Plus tôt cette semaine, Sallie Bennett-Jenkins KC, pour Tates, a déclaré dans des observations écrites que le CPS avait supposé que les deux hommes identifieraient les plaignants sur les réseaux sociaux et les amèneraient à se retirer de la procédure, mais a déclaré qu’il s’agissait d’une « hypothèse exagérée des risques ».

« Étant donné que l’accusé a décrit les plaignants comme des « personnes notoires », il est difficile d’éviter de conclure qu’ils ont été traités différemment des autres suspects et accusés dans la procédure pénale », a-t-elle déclaré.

Mme Bennett-Jenkins a poursuivi : “Les commentaires controversés du demandeur ne constituent pas une base appropriée pour nier des informations de base sur les accusations criminelles auxquelles ils font face.”

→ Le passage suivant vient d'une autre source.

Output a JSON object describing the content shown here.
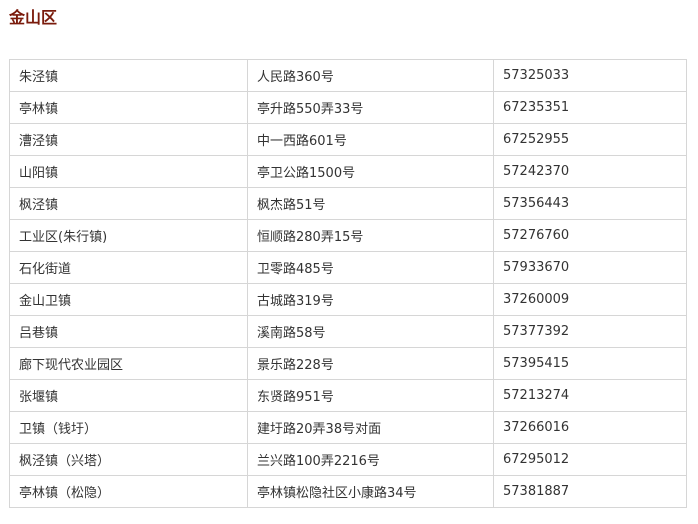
{
  "title": "金山区",
  "rows": [
    {
      "name": "朱泾镇",
      "address": "人民路360号",
      "phone": "57325033"
    },
    {
      "name": "亭林镇",
      "address": "亭升路550弄33号",
      "phone": "67235351"
    },
    {
      "name": "漕泾镇",
      "address": "中一西路601号",
      "phone": "67252955"
    },
    {
      "name": "山阳镇",
      "address": "亭卫公路1500号",
      "phone": "57242370"
    },
    {
      "name": "枫泾镇",
      "address": "枫杰路51号",
      "phone": "57356443"
    },
    {
      "name": "工业区(朱行镇)",
      "address": "恒顺路280弄15号",
      "phone": "57276760"
    },
    {
      "name": "石化街道",
      "address": "卫零路485号",
      "phone": "57933670"
    },
    {
      "name": "金山卫镇",
      "address": "古城路319号",
      "phone": "37260009"
    },
    {
      "name": "吕巷镇",
      "address": "溪南路58号",
      "phone": "57377392"
    },
    {
      "name": "廊下现代农业园区",
      "address": "景乐路228号",
      "phone": "57395415"
    },
    {
      "name": "张堰镇",
      "address": "东贤路951号",
      "phone": "57213274"
    },
    {
      "name": "卫镇（钱圩）",
      "address": "建圩路20弄38号对面",
      "phone": "37266016"
    },
    {
      "name": "枫泾镇（兴塔）",
      "address": "兰兴路100弄2216号",
      "phone": "67295012"
    },
    {
      "name": "亭林镇（松隐）",
      "address": "亭林镇松隐社区小康路34号",
      "phone": "57381887"
    }
  ]
}
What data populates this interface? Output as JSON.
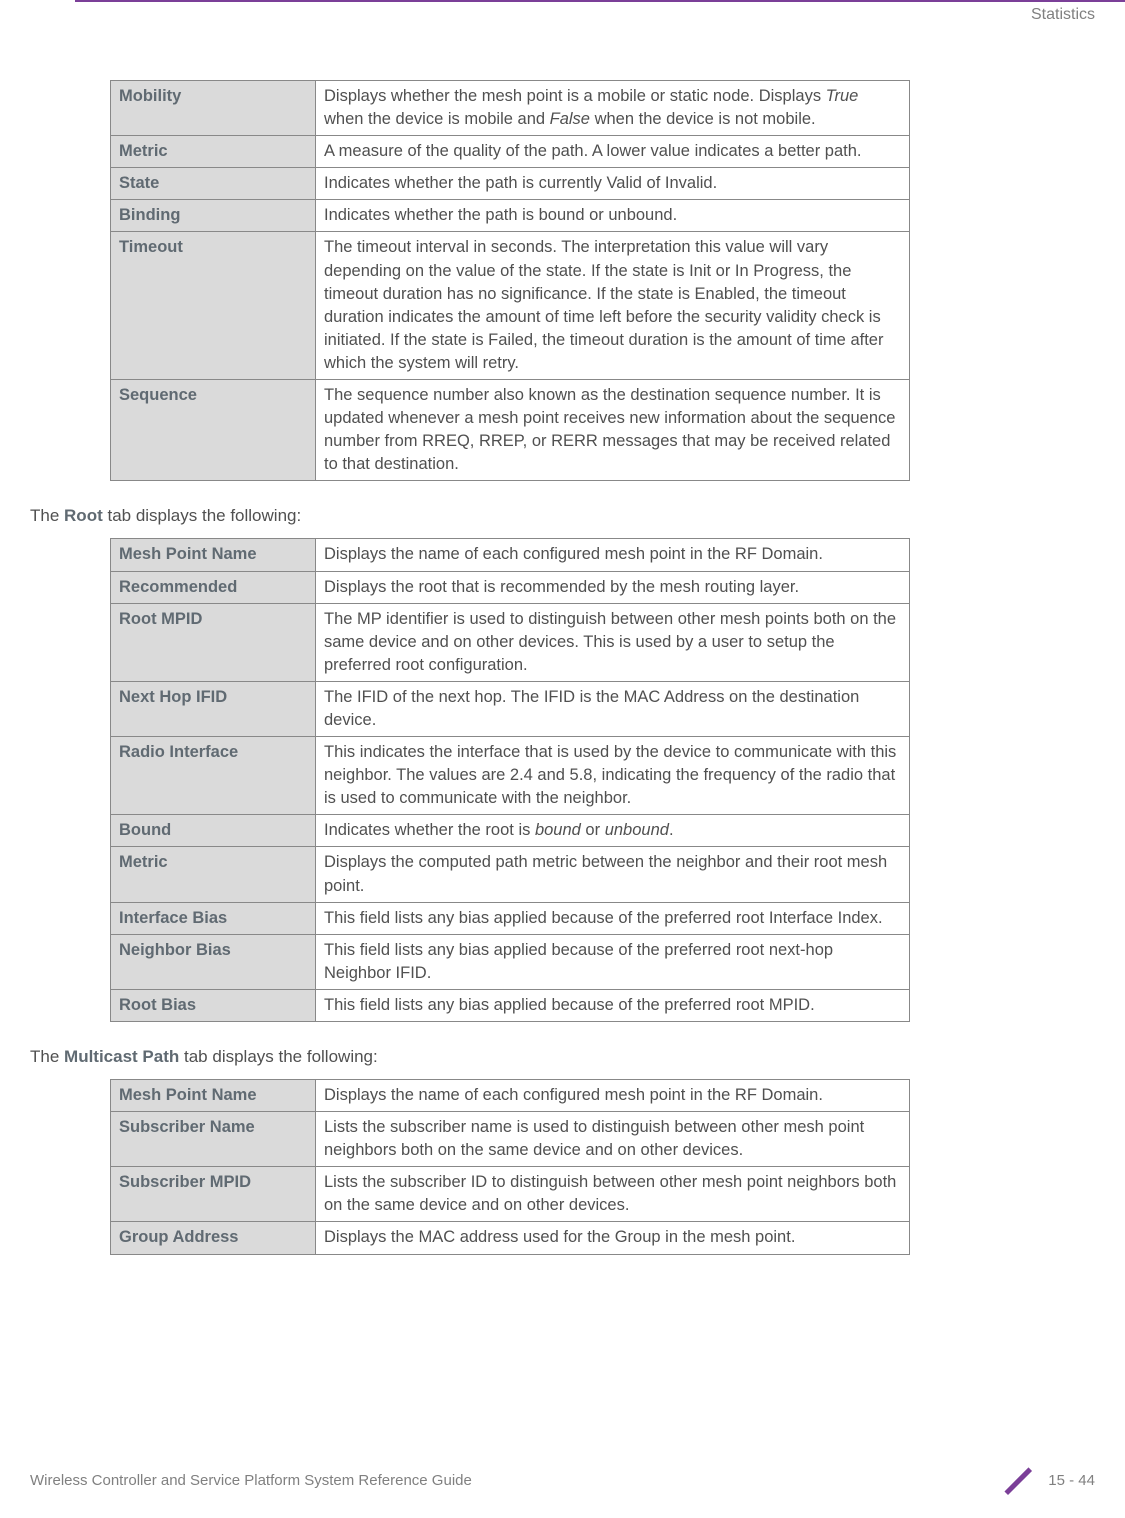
{
  "header": {
    "section": "Statistics"
  },
  "table1": [
    {
      "label": "Mobility",
      "desc": "Displays whether the mesh point is a mobile or static node. Displays <em>True</em> when the device is mobile and <em>False</em> when the device is not mobile."
    },
    {
      "label": "Metric",
      "desc": "A measure of the quality of the path. A lower value indicates a better path."
    },
    {
      "label": "State",
      "desc": "Indicates whether the path is currently Valid of Invalid."
    },
    {
      "label": "Binding",
      "desc": "Indicates whether the path is bound or unbound."
    },
    {
      "label": "Timeout",
      "desc": "The timeout interval in seconds. The interpretation this value will vary depending on the value of the state. If the state is Init or In Progress, the timeout duration has no significance. If the state is Enabled, the timeout duration indicates the amount of time left before the security validity check is initiated. If the state is Failed, the timeout duration is the amount of time after which the system will retry."
    },
    {
      "label": "Sequence",
      "desc": "The sequence number also known as the destination sequence number. It is updated whenever a mesh point receives new information about the sequence number from RREQ, RREP, or RERR messages that may be received related to that destination."
    }
  ],
  "intro2": {
    "pre": "The ",
    "bold": "Root",
    "post": " tab displays the following:"
  },
  "table2": [
    {
      "label": "Mesh Point Name",
      "desc": "Displays the name of each configured mesh point in the RF Domain."
    },
    {
      "label": "Recommended",
      "desc": "Displays the root that is recommended by the mesh routing layer."
    },
    {
      "label": "Root MPID",
      "desc": "The MP identifier is used to distinguish between other mesh points both on the same device and on other devices. This is used by a user to setup the preferred root configuration."
    },
    {
      "label": "Next Hop IFID",
      "desc": "The IFID of the next hop. The IFID is the MAC Address on the destination device."
    },
    {
      "label": "Radio Interface",
      "desc": "This indicates the interface that is used by the device to communicate with this neighbor. The values are 2.4 and 5.8, indicating the frequency of the radio that is used to communicate with the neighbor."
    },
    {
      "label": "Bound",
      "desc": "Indicates whether the root is <em>bound</em> or <em>unbound</em>."
    },
    {
      "label": "Metric",
      "desc": "Displays the computed path metric between the neighbor and their root mesh point."
    },
    {
      "label": "Interface Bias",
      "desc": "This field lists any bias applied because of the preferred root Interface Index."
    },
    {
      "label": "Neighbor Bias",
      "desc": "This field lists any bias applied because of the preferred root next-hop Neighbor IFID."
    },
    {
      "label": "Root Bias",
      "desc": "This field lists any bias applied because of the preferred root MPID."
    }
  ],
  "intro3": {
    "pre": "The ",
    "bold": "Multicast Path",
    "post": " tab displays the following:"
  },
  "table3": [
    {
      "label": "Mesh Point Name",
      "desc": "Displays the name of each configured mesh point in the RF Domain."
    },
    {
      "label": "Subscriber Name",
      "desc": "Lists the subscriber name is used to distinguish between other mesh point neighbors both on the same device and on other devices."
    },
    {
      "label": "Subscriber MPID",
      "desc": "Lists the subscriber ID to distinguish between other mesh point neighbors both on the same device and on other devices."
    },
    {
      "label": "Group Address",
      "desc": "Displays the MAC address used for the Group in the mesh point."
    }
  ],
  "footer": {
    "left": "Wireless Controller and Service Platform System Reference Guide",
    "right": "15 - 44"
  }
}
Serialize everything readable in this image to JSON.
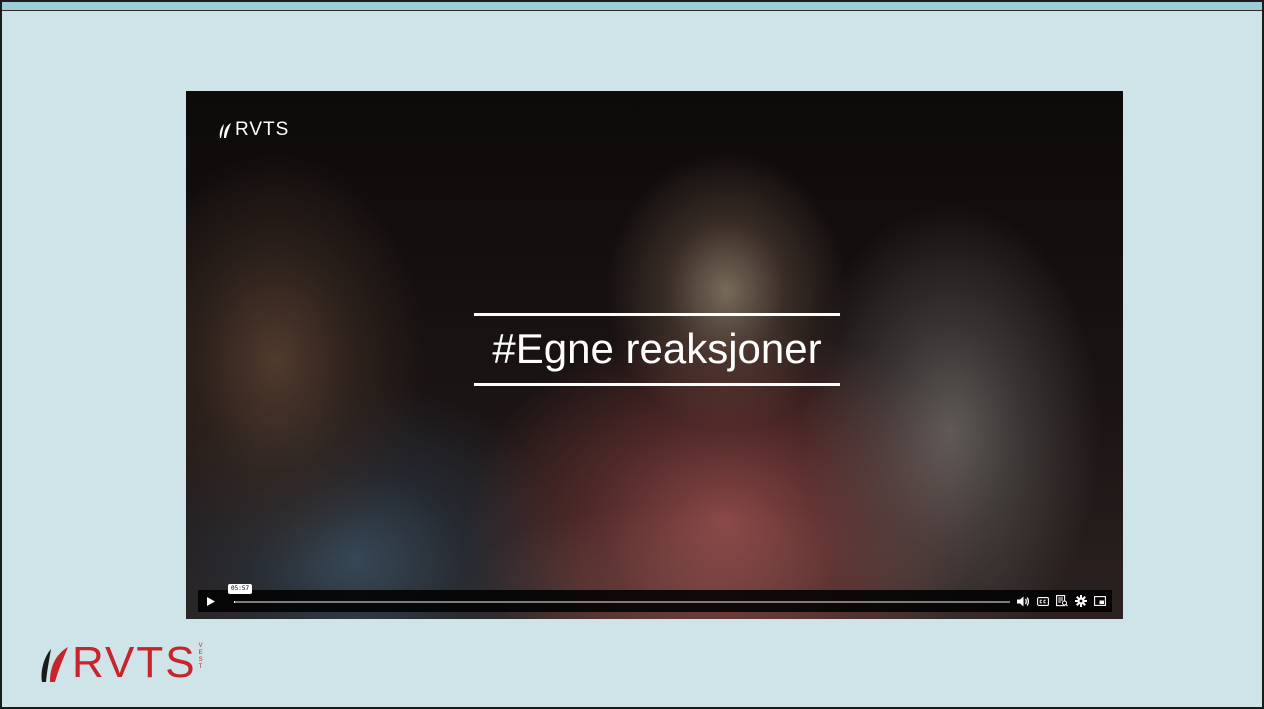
{
  "player": {
    "brand_logo_text": "RVTS",
    "title_card": "#Egne reaksjoner",
    "current_time": "05:57",
    "progress_fraction": 0.001,
    "controls": {
      "play": "play-icon",
      "volume": "volume-icon",
      "captions": "closed-captions-icon",
      "transcript": "transcript-icon",
      "settings": "gear-icon",
      "pip": "picture-in-picture-icon"
    }
  },
  "footer": {
    "logo_text": "RVTS",
    "logo_suffix": "VEST",
    "logo_color": "#c8242b"
  },
  "colors": {
    "page_background": "#cfe4e8",
    "top_strip": "#9ecdd8"
  }
}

Elle a également déclaré que la décision empêchait les Tates de « comprendre les accusations portées contre eux, de préserver et de rassembler des preuves qui pourraient être pertinentes et de fournir des informations à la police et au CPS qui pourraient déclencher des enquêtes plus approfondies ou faire réexaminer les accusations ».

L’avocat a ensuite déclaré au tribunal que le CPS avait confirmé sa décision « complètement erronée » bien que les frères aient payé 20 000 £ chacun et promis de ne pas révéler leurs noms.

Mme Bennett-Jenkins a ajouté que le CPS avait rejeté l’offre de Tates d’être interviewé sous caution en Roumanie en août de l’année dernière. Il a déclaré que cela signifiait que le CPS « ne poursuivrait ni ne faciliterait aucune relation significative » avec les deux hommes avant leur extradition vers le Royaume-Uni.

Dans ses observations écrites, Tom Little KC, du CPS, a déclaré que la décision n’avait pas été prise « de ne pas informer le demandeur du nom du plaignant, mais plutôt une « décision limitée dans le temps » qui ne devait pas être prise avant que « la procédure n’ait effectivement commencé » en Angleterre.

Il a déclaré que la décision de ne pas fournir de noms était « en cours de révision » et que la décision « ne relève pas de la fonction constitutionnelle ni des pouvoirs pratiques du tribunal ».

L’avocat a également déclaré au tribunal que les droits des Tates n’avaient pas été violés. « En fait, ce que les plaignants tentent de faire, c’est d’alléguer que leur droit à un procès équitable a été violé pendant de nombreuses années dans cette juridiction.

«C’est illogique. Le seul moment où cela peut être correctement évalué et décidé, c’est lors du procès et par un juge d’un tribunal pénal.

M. Little a déclaré que les plaintes devraient être rejetées car elles avaient été déposées trop tard et a déclaré au tribunal que la décision des procureurs était « bien nuancée » et « non contraire à toute forme d’orientation ou de politique ».

La police du Bedfordshire est une « partie intéressée » dans la procédure judiciaire mais n’a pas assisté à l’audience de Londres.

C’est une nouvelle de dernière heure, d’autres suivront.